In my experience, the parser definitely needs to be a library, but I'm not sure ...

ddevault · on Dec 29, 2018

Thanks for sharing your insights!

>There are a few places in POSIX where the parser has to be invoked recursively

In your examples, we have the runtime invoke the parser as necessary. The parser doesn't know about the runtime. For alias resolution, we have a callback function, which hooks into the runtime but is pretty thin and abstract.

>For history expansion

Thankfully, this is non-POSIX so mrsh doesn't have to worry about it.

>one problem is that the shell inherently modifies global process state [...] i.e. my definition of library is that you can make instantiate multiple instances of it with different parameters

My definition doesn't line up with yours. My definition is a shared object or static archive and a bunch of headers with an API you can link to instead of implementing something yourself.

chubot · on Dec 29, 2018

Are you parsing command subs at runtime too? Bash does that [1], but I believe it's a bad idea. dash, mksh, and zsh seem to do it "the right way", although none of them statically parses as much as OSH.

IIRC a case that really seals the deal is:

    $ echo $(case x in x) echo foo;; esac)
    foo

How do you find the closing paren? You basically have to parse shell, so you might as well do that at parse time rather than runtime.
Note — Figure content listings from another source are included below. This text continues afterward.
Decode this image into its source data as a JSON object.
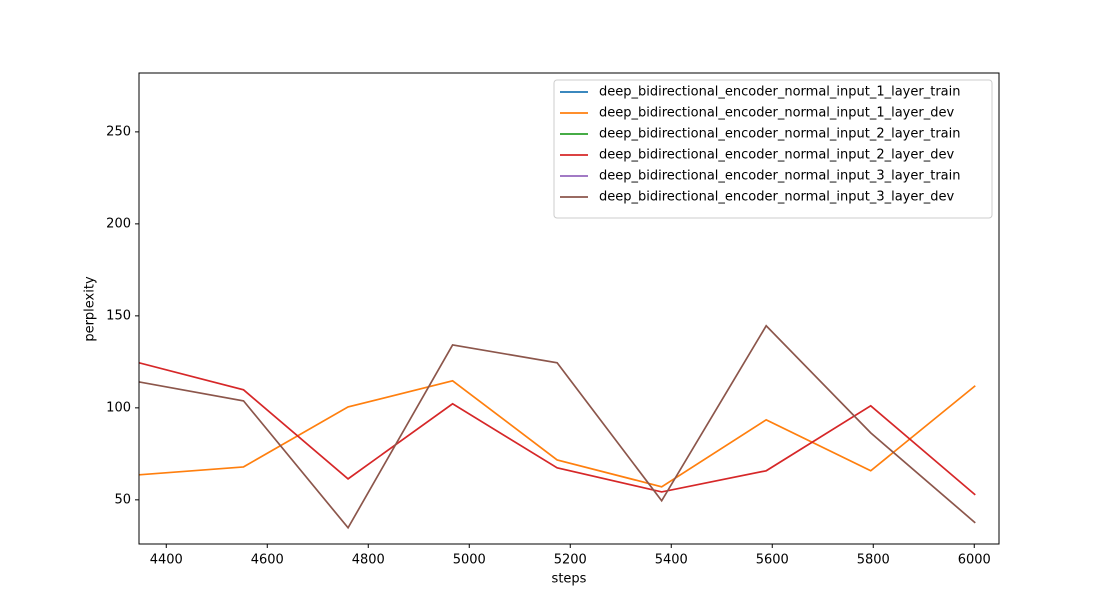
{
  "chart_data": {
    "type": "line",
    "xlabel": "steps",
    "ylabel": "perplexity",
    "x": [
      4346,
      4553,
      4760,
      4967,
      5174,
      5381,
      5588,
      5795,
      6002
    ],
    "series": [
      {
        "name": "deep_bidirectional_encoder_normal_input_1_layer_train",
        "color": "#1f77b4",
        "values": [
          null,
          null,
          null,
          null,
          null,
          null,
          null,
          null,
          null
        ]
      },
      {
        "name": "deep_bidirectional_encoder_normal_input_1_layer_dev",
        "color": "#ff7f0e",
        "values": [
          63.6,
          67.9,
          100.5,
          114.7,
          71.7,
          57.1,
          93.5,
          65.8,
          112.0
        ]
      },
      {
        "name": "deep_bidirectional_encoder_normal_input_2_layer_train",
        "color": "#2ca02c",
        "values": [
          null,
          null,
          null,
          null,
          null,
          null,
          null,
          null,
          null
        ]
      },
      {
        "name": "deep_bidirectional_encoder_normal_input_2_layer_dev",
        "color": "#d62728",
        "values": [
          124.5,
          109.8,
          61.4,
          102.2,
          67.4,
          54.3,
          65.8,
          101.1,
          52.7
        ]
      },
      {
        "name": "deep_bidirectional_encoder_normal_input_3_layer_train",
        "color": "#9467bd",
        "values": [
          null,
          null,
          null,
          null,
          null,
          null,
          null,
          null,
          null
        ]
      },
      {
        "name": "deep_bidirectional_encoder_normal_input_3_layer_dev",
        "color": "#8c564b",
        "values": [
          114.1,
          103.8,
          34.8,
          134.2,
          124.5,
          49.5,
          144.6,
          86.4,
          37.5
        ]
      }
    ],
    "xlim": [
      4346,
      6049
    ],
    "xticks": [
      4400,
      4600,
      4800,
      5000,
      5200,
      5400,
      5600,
      5800,
      6000
    ],
    "ylim": [
      26,
      282
    ],
    "yticks": [
      50,
      100,
      150,
      200,
      250
    ],
    "legend": "upper right"
  }
}
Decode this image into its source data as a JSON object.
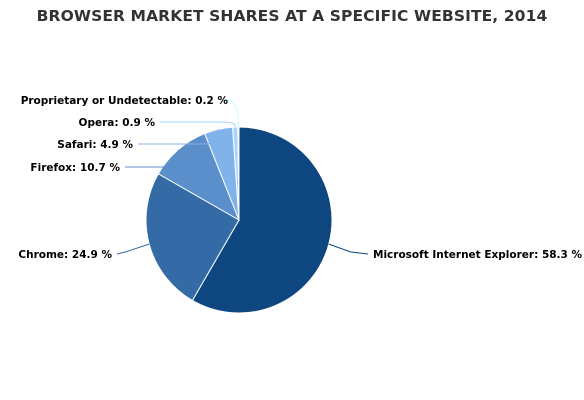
{
  "chart_data": {
    "type": "pie",
    "title": "BROWSER MARKET SHARES AT A SPECIFIC WEBSITE, 2014",
    "slices": [
      {
        "name": "Microsoft Internet Explorer",
        "value": 58.3,
        "label": "Microsoft Internet Explorer: 58.3 %",
        "color": "#0e467f"
      },
      {
        "name": "Chrome",
        "value": 24.9,
        "label": "Chrome: 24.9 %",
        "color": "#346ba6"
      },
      {
        "name": "Firefox",
        "value": 10.7,
        "label": "Firefox: 10.7 %",
        "color": "#5b8fcb"
      },
      {
        "name": "Safari",
        "value": 4.9,
        "label": "Safari: 4.9 %",
        "color": "#80b3ea"
      },
      {
        "name": "Opera",
        "value": 0.9,
        "label": "Opera: 0.9 %",
        "color": "#a6d6ff"
      },
      {
        "name": "Proprietary or Undetectable",
        "value": 0.2,
        "label": "Proprietary or Undetectable: 0.2 %",
        "color": "#cdfcff"
      }
    ]
  }
}
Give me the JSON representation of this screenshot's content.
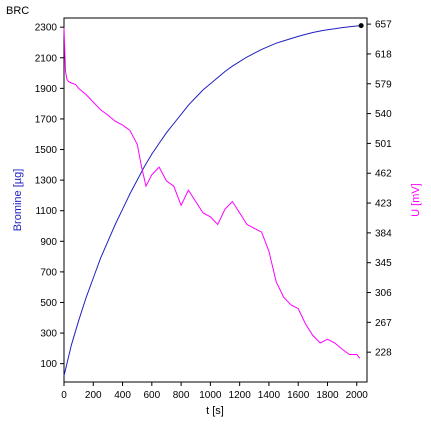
{
  "chart_data": {
    "type": "line",
    "title": "BRC",
    "xlabel": "t [s]",
    "ylabel_left": "Bromine [µg]",
    "ylabel_right": "U [mV]",
    "xlim": [
      0,
      2070
    ],
    "ylim_left": [
      -20,
      2360
    ],
    "ylim_right": [
      189,
      665
    ],
    "x_ticks": [
      0,
      200,
      400,
      600,
      800,
      1000,
      1200,
      1400,
      1600,
      1800,
      2000
    ],
    "x_tick_labels": [
      "0",
      "200",
      "400",
      "600",
      "800",
      "1000",
      "1200",
      "1400",
      "1600",
      "1800",
      "2000"
    ],
    "y_left_ticks": [
      100,
      300,
      500,
      700,
      900,
      1100,
      1300,
      1500,
      1700,
      1900,
      2100,
      2300
    ],
    "y_left_tick_labels": [
      "100",
      "300",
      "500",
      "700",
      "900",
      "1100",
      "1300",
      "1500",
      "1700",
      "1900",
      "2100",
      "2300"
    ],
    "y_right_ticks": [
      228,
      267,
      306,
      345,
      384,
      423,
      462,
      501,
      540,
      579,
      618,
      657
    ],
    "y_right_tick_labels": [
      "228",
      "267",
      "306",
      "345",
      "384",
      "423",
      "462",
      "501",
      "540",
      "579",
      "618",
      "657"
    ],
    "grid": false,
    "legend": "none",
    "series": [
      {
        "axis": "left",
        "color": "#2020c0",
        "x": [
          0,
          50,
          100,
          150,
          200,
          250,
          300,
          350,
          400,
          450,
          500,
          550,
          600,
          650,
          700,
          750,
          800,
          850,
          900,
          950,
          1000,
          1050,
          1100,
          1150,
          1200,
          1250,
          1300,
          1350,
          1400,
          1450,
          1500,
          1550,
          1600,
          1650,
          1700,
          1750,
          1800,
          1850,
          1900,
          1950,
          2000,
          2030
        ],
        "y": [
          20,
          220,
          380,
          530,
          660,
          790,
          900,
          1010,
          1110,
          1210,
          1300,
          1390,
          1470,
          1540,
          1610,
          1670,
          1730,
          1790,
          1840,
          1890,
          1930,
          1970,
          2010,
          2045,
          2075,
          2105,
          2130,
          2155,
          2175,
          2195,
          2210,
          2225,
          2240,
          2253,
          2265,
          2275,
          2283,
          2290,
          2297,
          2303,
          2308,
          2310
        ]
      },
      {
        "axis": "right",
        "color": "#ff00ff",
        "x": [
          0,
          10,
          20,
          30,
          50,
          80,
          100,
          150,
          200,
          250,
          300,
          350,
          400,
          450,
          500,
          530,
          560,
          600,
          650,
          700,
          750,
          800,
          850,
          900,
          950,
          1000,
          1050,
          1100,
          1150,
          1200,
          1250,
          1300,
          1350,
          1400,
          1450,
          1500,
          1550,
          1600,
          1650,
          1700,
          1750,
          1800,
          1850,
          1900,
          1950,
          2000,
          2020
        ],
        "y": [
          652,
          595,
          585,
          582,
          580,
          578,
          573,
          565,
          555,
          545,
          538,
          530,
          525,
          518,
          500,
          470,
          445,
          460,
          470,
          452,
          445,
          420,
          440,
          425,
          410,
          405,
          395,
          415,
          425,
          410,
          395,
          390,
          385,
          360,
          320,
          300,
          290,
          285,
          265,
          250,
          240,
          245,
          240,
          232,
          225,
          225,
          220
        ]
      }
    ],
    "end_marker": {
      "x": 2030,
      "y": 2310
    }
  }
}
There's a section in the aosabook bash chapter that talks about that.

In other words, bash has had parsing bugs with PAREN MATCHING for 20 years (I have a case in my suite that was fixed between bash 4.3 and 4.4). If you just statically parse then you can get it right all on the first try.

It can get arbitrarily complicated, you can add a subshell and nested command subs in there too, etc.:

    $ echo $( ( case x in $(echo x)) echo foo;; esac) )
    foo

Bash syntax makes it worse, but this problem appears in POSIX sh too.

[1] http://www.oilshell.org/blog/2016/10/13.html

ddevault · on Dec 29, 2018

    ~/s/m/build > cat test.sh
    #!/bin/sh
    echo $(case x in x) echo foo;; esac)
    ~/s/m/build > mrsh -n test.sh
    program
    program
    └─command_list ─ pipeline
      └─simple_command
        ├─name ─ word_string [2:1 → 2:5] echo
        └─argument 1 ─ word_command ─ program
          └─command_list ─ pipeline
            └─case_clause
              ├─word ─ word_string [2:13 → 2:14] x
              └─items
                └─case_item
                  ├─patterns
                  │ └─word_string [2:18 → 2:19] x
                  └─body
                    └─command_list ─ pipeline
                      └─simple_command
                        ├─name ─ word_string [2:21 → 2:25] echo
                        └─argument 1 ─ word_string [2:26 → 2:29] foo

chubot · on Dec 29, 2018

OK it looks like mrsh is parsing command subs at parse time, which is good! bash doesn't do that.